The van cornered again, righthand turn, and sped up a paved road.
To Targai, Machigi had said.
Good. Good. Righthand and upland was a good direction.
His mind was racing. He couldn’t see a damned thing but Jago’s knees and Banichi’s, and the back of the seat in front of him.
They turned, four more times, and the pitch was continually up. The whole of Tanaja sat in a stream-cut half bowl, fronting on the harbor, with the center of government midway up the hill. They were climbing, at every opportunity, headed for the heights where—God knew—he’d had a little chance to view the map—there was a road leading into the hills and off toward the main west road they’d used coming in.
They hit gravel,
not
the paved road they’d come in on, and that startled him. Bren propped his shoulder against Jago’s seat, wrapped his arms around his ribs and kept his head down, telling himself if his bodyguard wasn’t objecting they must be all right. He still had a concept where they were going, onto minor roads into the uplands, and that wasn’t a bad notion: if trouble was coming, it might well come in from the northwest, or from pretty well due north, out of Senji district and across Maschi land.

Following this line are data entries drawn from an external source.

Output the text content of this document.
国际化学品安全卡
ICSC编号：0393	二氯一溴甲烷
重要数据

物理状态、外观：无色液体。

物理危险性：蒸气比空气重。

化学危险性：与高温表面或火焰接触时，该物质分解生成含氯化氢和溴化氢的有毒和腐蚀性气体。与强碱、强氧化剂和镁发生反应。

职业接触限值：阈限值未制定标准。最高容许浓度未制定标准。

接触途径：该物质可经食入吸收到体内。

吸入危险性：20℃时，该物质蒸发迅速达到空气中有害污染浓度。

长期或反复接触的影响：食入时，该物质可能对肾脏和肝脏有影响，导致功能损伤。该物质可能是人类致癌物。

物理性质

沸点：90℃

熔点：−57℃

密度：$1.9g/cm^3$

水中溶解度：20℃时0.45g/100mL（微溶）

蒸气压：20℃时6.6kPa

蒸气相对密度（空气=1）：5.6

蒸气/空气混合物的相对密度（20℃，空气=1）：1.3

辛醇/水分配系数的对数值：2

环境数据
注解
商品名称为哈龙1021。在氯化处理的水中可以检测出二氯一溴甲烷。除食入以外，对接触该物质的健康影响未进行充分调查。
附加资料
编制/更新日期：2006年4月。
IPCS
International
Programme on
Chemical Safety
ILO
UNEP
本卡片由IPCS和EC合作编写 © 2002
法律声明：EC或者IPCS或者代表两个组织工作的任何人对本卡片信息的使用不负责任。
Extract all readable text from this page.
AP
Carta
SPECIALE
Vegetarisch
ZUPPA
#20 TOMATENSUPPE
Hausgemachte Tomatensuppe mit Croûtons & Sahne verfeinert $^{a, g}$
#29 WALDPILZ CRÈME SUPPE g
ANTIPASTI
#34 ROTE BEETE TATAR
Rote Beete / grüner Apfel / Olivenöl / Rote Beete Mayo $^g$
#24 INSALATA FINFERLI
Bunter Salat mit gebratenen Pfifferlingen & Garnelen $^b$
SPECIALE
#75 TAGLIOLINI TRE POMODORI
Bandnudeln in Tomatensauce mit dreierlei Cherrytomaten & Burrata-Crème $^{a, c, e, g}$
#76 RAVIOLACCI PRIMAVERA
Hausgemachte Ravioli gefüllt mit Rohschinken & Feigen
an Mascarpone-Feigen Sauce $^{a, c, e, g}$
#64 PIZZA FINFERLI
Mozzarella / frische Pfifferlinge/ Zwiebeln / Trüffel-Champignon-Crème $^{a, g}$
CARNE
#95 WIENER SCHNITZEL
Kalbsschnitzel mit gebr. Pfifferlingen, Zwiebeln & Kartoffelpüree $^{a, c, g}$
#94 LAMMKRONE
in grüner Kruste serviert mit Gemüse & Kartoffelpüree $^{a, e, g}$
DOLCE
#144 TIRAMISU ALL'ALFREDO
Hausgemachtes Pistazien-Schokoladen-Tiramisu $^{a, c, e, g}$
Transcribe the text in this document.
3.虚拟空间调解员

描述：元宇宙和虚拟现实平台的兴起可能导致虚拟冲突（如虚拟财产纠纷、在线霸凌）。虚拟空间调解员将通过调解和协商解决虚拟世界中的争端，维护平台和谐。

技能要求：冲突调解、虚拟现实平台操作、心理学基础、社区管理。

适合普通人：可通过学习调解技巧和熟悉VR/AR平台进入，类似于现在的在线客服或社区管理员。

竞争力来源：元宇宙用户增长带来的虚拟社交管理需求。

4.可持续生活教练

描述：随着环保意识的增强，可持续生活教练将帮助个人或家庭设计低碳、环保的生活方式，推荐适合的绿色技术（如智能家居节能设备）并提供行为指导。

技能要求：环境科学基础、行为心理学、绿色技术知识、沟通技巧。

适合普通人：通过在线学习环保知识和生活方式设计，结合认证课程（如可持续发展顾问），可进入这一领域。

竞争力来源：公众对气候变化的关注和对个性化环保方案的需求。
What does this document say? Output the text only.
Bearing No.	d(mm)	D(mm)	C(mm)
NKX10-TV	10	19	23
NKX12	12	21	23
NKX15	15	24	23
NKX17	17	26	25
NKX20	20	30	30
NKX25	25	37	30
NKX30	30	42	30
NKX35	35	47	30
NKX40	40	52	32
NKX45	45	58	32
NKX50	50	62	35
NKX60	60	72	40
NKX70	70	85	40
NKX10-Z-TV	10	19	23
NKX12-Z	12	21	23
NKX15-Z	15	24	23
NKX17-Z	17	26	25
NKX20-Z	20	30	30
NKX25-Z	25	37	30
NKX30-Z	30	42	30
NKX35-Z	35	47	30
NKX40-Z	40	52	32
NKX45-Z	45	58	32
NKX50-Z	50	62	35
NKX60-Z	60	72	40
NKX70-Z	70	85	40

The whole district might light up if Geigi knew about it and called in help to stop it. They could run straight into a firefight.
Nobody said anything. They drove and drove, on bumpy, chancily maintained road.
Then a shot echoed. And something blew. The van swerved.
“Tire,” the man in the front seat said, and the van was steering hard, swerving, with the shredded wreckage of a tire thumping in the front right wheelwell.
Damn, Bren thought, trying for calm.
A second shot broke the front side window. The van spun off violently to the side, bucking over rock and rough ground as the partner tried to steer. The van hit brush, broke through saplings, and the front end dropped with a brain-rattling jolt—that and the simultaneous impact with Banichi’s arm and Jago’s, before his chest and behind his head, so that he rebounded from one to the other. The back door opened, and Tano and Algini vacated the back seats, the hard way—the van was nose-down, and Banichi got his own door open and dived out.
Bren started to move. Jago prevented him. “Get down,” she said.
Down. There wasn’t much further to get down. But Jago was out of her seat, in the tilted floorboard, covering him with her own armored body.
“Nadiin,” she asked, but there was silence from the front seats. “Bren-ji, are you hurt?”